Tuesday, April 10, 2007

csplit — splitting a text file into multiple separate files

Sometimes it's hard to get csv files imported into Excel. Especially if you have a long data file that needs to be separated out into different Excel sheets.

If you have data that needs to be in separate documents, and if the different areas in your data file are delimited from each other in some fashion, then you can use csplit to split them into multiple files. csplit means Contenxt-sensitive Split -- there's a command split that will just split the file based on number of bytes, but that's not what we want.

For example, if you had a file called input.txt that contains csv formatted spreadsheets, all beginning with the word Sheet by itself on a line, you can run the following command:

csplit -f sheet input.txt /Sheet/ \{99\}

This will split the file into 99 separate files that begin with the line Sheet. It will name them sheet00, sheet01, sheet02, etc. 99 is the max, but you can always run it again on the last file, which would be the remainder of your data after the previous 98 sheets were taken out.

It will fail if the number of files you specified is greater than the number of sheets that will be created. So do a grep -c /Sheet/ input.txt beforehand, subtract 1, and use that number.
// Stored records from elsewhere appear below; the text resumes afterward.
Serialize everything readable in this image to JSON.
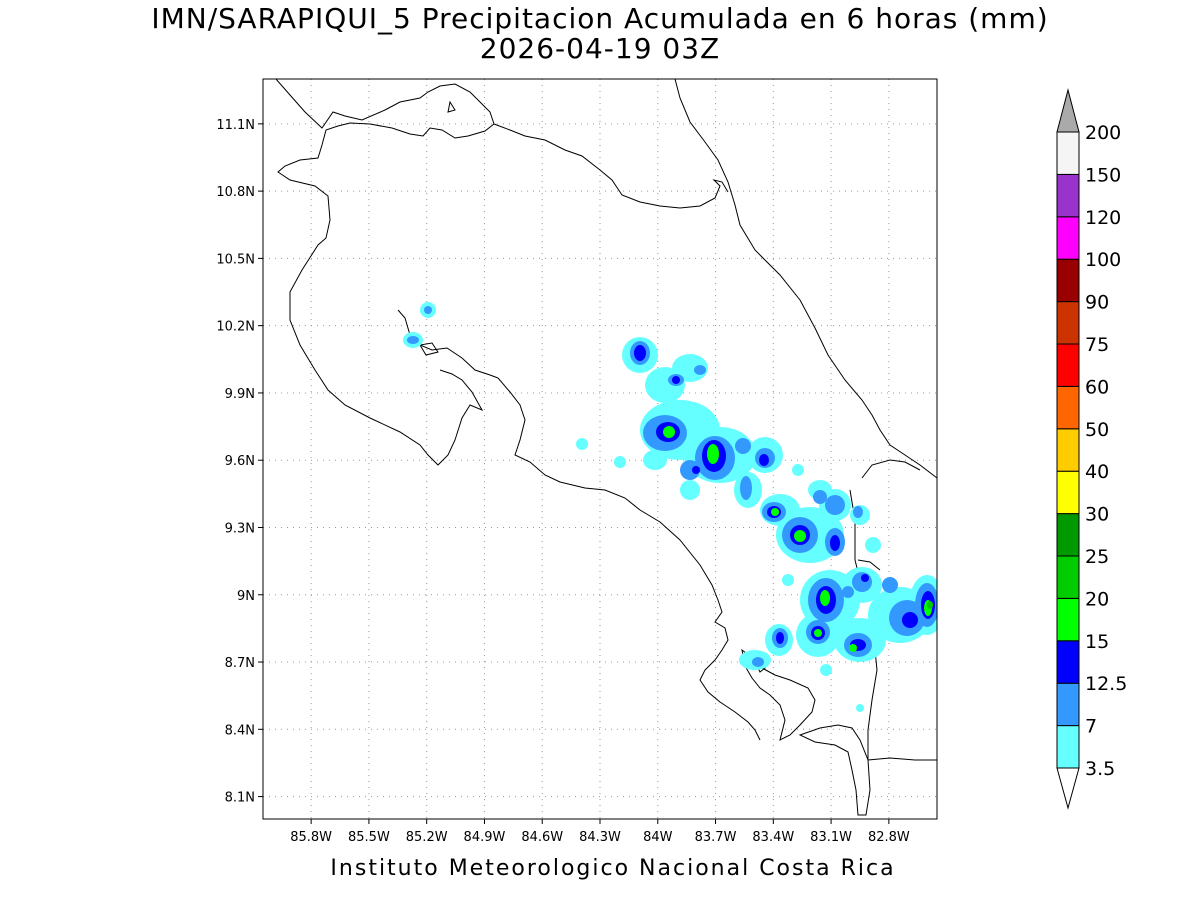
{
  "title": "IMN/SARAPIQUI_5 Precipitacion Acumulada en 6 horas (mm)",
  "subtitle": "2026-04-19 03Z",
  "footer": "Instituto Meteorologico Nacional Costa Rica",
  "map": {
    "lon_range": [
      -86.05,
      -82.55
    ],
    "lat_range": [
      8.0,
      11.3
    ],
    "lon_ticks": [
      "85.8W",
      "85.5W",
      "85.2W",
      "84.9W",
      "84.6W",
      "84.3W",
      "84W",
      "83.7W",
      "83.4W",
      "83.1W",
      "82.8W"
    ],
    "lat_ticks": [
      "8.1N",
      "8.4N",
      "8.7N",
      "9N",
      "9.3N",
      "9.6N",
      "9.9N",
      "10.2N",
      "10.5N",
      "10.8N",
      "11.1N"
    ],
    "grid": "dotted"
  },
  "colorbar": {
    "labels": [
      "3.5",
      "7",
      "12.5",
      "15",
      "20",
      "25",
      "30",
      "40",
      "50",
      "60",
      "75",
      "90",
      "100",
      "120",
      "150",
      "200"
    ],
    "colors": [
      "#66ffff",
      "#3399ff",
      "#0000ff",
      "#00ff00",
      "#00cc00",
      "#009900",
      "#ffff00",
      "#ffcc00",
      "#ff6600",
      "#ff0000",
      "#cc3300",
      "#990000",
      "#ff00ff",
      "#9933cc",
      "#f5f5f5",
      "#aaaaaa"
    ]
  }
}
I played around with all sorts of backticks and things to try to get a version of the command that would do this for you, but it really ain't worth it.

Sure, given a bit of time you could probably whip up a perl script that would do this better and faster, and probably name the files appropriately. And remove the "Sheet" line while it's at it. But this is already there!

As an aside, I always put a space before any numeric codes in csv files that shouldn't be treated like numbers. Especially if they have dashes in them. The space keeps Excel from trying to strip leading zeroes or convert them into dates.

grep!

grep has a -q (quiet) mode.

This is GREAT for use in scripts. If the string you're grepping for gets a match, it returns 0.

No fiddling with comparison operators for your if statements!

#!/bin/sh

if grep -q needle haystack.txt
then
echo "I found a needle!"
else
echo "No needles here..."
fi